Swimming to me is integral to summers, and to my writing, and to being a whole person. They all feed off of each other. Even if one occasionally stresses me out, I cannot live my life fully without it. They keep me going in the way the grind never will. I don’t want to forget that.
So, if you’ll excuse me now, I have a train upstate to catch. This weekend is looking like perfect, sunny pool weather.
Rachel’s Weekly Recs:
You don’t host a reading series called Wine & Pine without a little imbibing. I love orange wine always, but it’s particularly appropriate as temperatures warm. Orange wine is made from a white wine grape going through a red grape fermentation process, so skin contact. I’d try La Foradada de Frisach or Grüner Veltliner "Hollotrio", Bauer to start.
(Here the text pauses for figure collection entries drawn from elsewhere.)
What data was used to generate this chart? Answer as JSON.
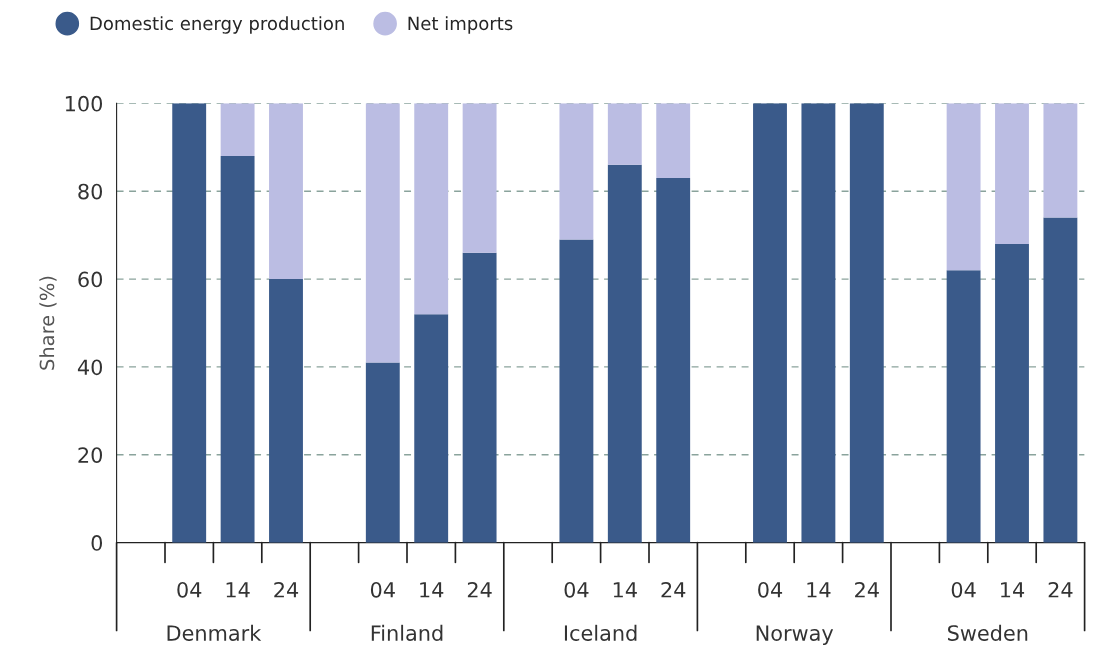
{
  "chart_data": {
    "type": "bar",
    "stacked": true,
    "ylabel": "Share (%)",
    "categories": [
      null,
      "04",
      "14",
      "24",
      null,
      "04",
      "14",
      "24",
      null,
      "04",
      "14",
      "24",
      null,
      "04",
      "14",
      "24",
      null,
      "04",
      "14",
      "24"
    ],
    "series": [
      {
        "name": "Domestic energy production",
        "color": "#3a5a8a",
        "values": [
          null,
          100,
          88,
          60,
          null,
          41,
          52,
          66,
          null,
          69,
          86,
          83,
          null,
          100,
          100,
          100,
          null,
          62,
          68,
          74
        ]
      },
      {
        "name": "Net imports",
        "color": "#bbbde3",
        "values": [
          null,
          0,
          12,
          40,
          null,
          59,
          48,
          34,
          null,
          31,
          14,
          17,
          null,
          0,
          0,
          0,
          null,
          38,
          32,
          26
        ]
      }
    ],
    "annotations": [
      "Denmark",
      "Finland",
      "Iceland",
      "Norway",
      "Sweden"
    ],
    "ylim": [
      0,
      100
    ],
    "yticks": [
      0,
      20,
      40,
      60,
      80,
      100
    ],
    "grid": "y",
    "legend": "top left"
  }
}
I’m reading Mia Mercado’s She’s Nice Though at the moment, and equal parts crying and laughing. Why is it we still expect women (especially women of color) to perform niceness as a way to gain acceptance? Mia has the humor balm to soothe you as she works on figuring out the answers. Purchase from The Raven Book Store in Lawrence, KS for a thoughtful summer read.
Few things have improved summer for me more than period-friendly swimwear from Knix. Their leakproof suits help you have a fun day at the beach without worry. Definitely worth the investment. Plus, they come in super-fun colors and prints!